The Bins Revisited

Just who is responsible for the commercial waste bins which you will see all over Truro. Is it the Council? Or is it Biffa? Or is it the shops who are taking advantage of this service? Well, it doesn’t seem to be Cornwall Council or CORMAC In answer to a recent complaint that the bins were blocking St. Mary’s St. and that rats had been seen running around, the council replied as follows.

Given there is no Cornwall Council policy on such matters and the environmental legislative requirement for businesses to responsibly dispose of their waste, generally the Council adopt a reasonable approach in respect of commercial waste bins sensibly located within the highway; this is provided there are no suitable facilities to place bins within private property off highway.
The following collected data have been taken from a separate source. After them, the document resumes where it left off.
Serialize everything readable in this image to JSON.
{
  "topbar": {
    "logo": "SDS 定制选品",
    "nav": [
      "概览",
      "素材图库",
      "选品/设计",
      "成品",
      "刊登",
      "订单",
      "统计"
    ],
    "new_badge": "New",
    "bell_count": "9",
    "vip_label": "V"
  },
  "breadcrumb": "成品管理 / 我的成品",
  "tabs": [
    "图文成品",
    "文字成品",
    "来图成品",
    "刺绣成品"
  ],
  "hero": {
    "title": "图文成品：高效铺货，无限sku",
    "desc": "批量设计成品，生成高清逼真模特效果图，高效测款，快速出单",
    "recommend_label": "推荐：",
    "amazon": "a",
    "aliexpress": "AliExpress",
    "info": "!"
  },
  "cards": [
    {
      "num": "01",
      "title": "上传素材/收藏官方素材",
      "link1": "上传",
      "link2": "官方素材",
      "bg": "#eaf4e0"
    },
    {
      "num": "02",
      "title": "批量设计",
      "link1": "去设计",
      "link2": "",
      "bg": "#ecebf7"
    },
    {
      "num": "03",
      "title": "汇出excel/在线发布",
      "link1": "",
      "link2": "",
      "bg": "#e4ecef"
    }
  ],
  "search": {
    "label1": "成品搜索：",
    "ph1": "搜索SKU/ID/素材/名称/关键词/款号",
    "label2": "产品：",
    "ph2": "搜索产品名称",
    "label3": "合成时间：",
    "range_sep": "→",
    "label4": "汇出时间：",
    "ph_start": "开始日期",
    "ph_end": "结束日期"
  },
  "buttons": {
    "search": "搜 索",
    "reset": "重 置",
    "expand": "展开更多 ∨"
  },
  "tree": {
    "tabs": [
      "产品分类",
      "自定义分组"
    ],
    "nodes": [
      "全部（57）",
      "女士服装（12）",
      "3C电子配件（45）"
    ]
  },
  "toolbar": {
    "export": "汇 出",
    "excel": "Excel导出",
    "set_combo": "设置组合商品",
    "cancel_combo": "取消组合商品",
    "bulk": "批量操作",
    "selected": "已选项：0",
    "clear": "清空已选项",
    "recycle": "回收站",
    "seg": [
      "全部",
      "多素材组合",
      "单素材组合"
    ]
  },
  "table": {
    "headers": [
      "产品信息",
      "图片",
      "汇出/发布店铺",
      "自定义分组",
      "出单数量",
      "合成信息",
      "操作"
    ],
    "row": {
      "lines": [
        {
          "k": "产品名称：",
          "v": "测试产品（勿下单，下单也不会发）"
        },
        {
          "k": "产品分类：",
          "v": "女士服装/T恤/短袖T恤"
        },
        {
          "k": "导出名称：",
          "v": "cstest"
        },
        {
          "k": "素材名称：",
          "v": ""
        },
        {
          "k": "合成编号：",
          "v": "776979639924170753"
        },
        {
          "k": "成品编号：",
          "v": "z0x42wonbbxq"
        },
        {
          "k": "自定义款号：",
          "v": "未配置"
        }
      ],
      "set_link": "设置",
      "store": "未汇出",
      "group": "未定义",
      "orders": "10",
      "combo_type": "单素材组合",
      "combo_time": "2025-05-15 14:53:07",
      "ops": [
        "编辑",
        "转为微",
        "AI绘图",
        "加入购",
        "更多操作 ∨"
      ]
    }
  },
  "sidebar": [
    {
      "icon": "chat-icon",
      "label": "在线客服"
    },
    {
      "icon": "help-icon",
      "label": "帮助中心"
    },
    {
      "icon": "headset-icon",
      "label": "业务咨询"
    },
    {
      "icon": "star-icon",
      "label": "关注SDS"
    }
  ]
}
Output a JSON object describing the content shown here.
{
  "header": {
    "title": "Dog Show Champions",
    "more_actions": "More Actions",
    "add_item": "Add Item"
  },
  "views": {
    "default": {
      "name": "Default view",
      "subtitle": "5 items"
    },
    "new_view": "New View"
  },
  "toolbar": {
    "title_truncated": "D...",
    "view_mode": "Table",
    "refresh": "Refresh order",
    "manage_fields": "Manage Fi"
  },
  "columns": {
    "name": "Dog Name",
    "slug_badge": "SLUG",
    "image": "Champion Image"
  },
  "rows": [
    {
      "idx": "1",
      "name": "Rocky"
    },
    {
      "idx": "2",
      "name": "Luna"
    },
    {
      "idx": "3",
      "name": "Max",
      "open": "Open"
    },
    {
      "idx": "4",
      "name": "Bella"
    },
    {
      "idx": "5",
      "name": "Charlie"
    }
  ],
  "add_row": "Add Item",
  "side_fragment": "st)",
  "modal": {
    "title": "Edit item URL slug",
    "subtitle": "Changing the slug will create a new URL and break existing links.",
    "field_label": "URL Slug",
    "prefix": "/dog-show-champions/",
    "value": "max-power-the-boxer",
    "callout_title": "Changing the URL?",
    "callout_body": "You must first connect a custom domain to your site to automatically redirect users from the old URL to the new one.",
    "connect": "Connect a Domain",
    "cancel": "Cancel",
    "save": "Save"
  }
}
Enforcement is limited to items that actually (and consistently) obstruct a reasonable footway width.  

I would advise the location is routinely inspected and in the majority of cases the bins don’t actually block or obstruct free passage in St Mary’s Street, therefore generally our highway safety inspectors will tolerate such items. I am aware of occasions when the bins in this location are moved, however it is not clear whether this is as a result of bin collectors not putting the bins back where they were prior to collection and/or Friday/Saturday night activity. I have copied in colleagues in Cornwall Council Community and Environmental Protection and would suggest you may also wish to contact the Truro BID Manager (Business Improvement District) Alun Jones

I am aware that a compound for bins has been recently developed in Old Bridge Street car park to deal with similar issues at River Walk, therefore the business may be persuaded to deposit their bins in this facility, if it is not at capacity already. 

We will continue to monitor the situation.

Kind regards

Viv Bidgood

Observe the statement that ” Enforcement is limited to items that actually (and consistently) obstruct a reasonable footway width”. The bins at the end of New Bridge Street have consistently blocked pedestrians from using the pavement on that side of the street and forcing prams and pushchairs out into the traffic flow.

Perhaps Environmental Protection might be interested regarding the waste compound in Old Bridge Street Car Park which is very well used but poorly maintained.  It is blatantly obvious to passers-by, not least visitors to Truro, that the compound is infested with very healthy looking rats; It may be that these vermin are adventurously exploring St Mary’s Street, or it may be that the rats there are coming from the bins deposited there and regularly to be seen overflowing, due to over-use and under-emptying.

Whichever it is, one assumes that the Highways Authority is anxious to ensure that the town is not further undermined by the presence in full daylight of vermin feasting and thriving upon poorly managed waste.

The legal obligation upon the Highways Authority is to keep the highway passable and safe. Surely, hosting containers which foster vermin is rendering the highway unsafe and whilst it may be that case the Highways Authority is not equipped in any way to deal with vermin, Is it not Mr. Bidgood’s duty, where he knows of the existence of such a nuisance on the highway, to report it to the relevant authorities as part of the monitoring regime, and. as a responsible public services provider, to ensure that users are indeed safe?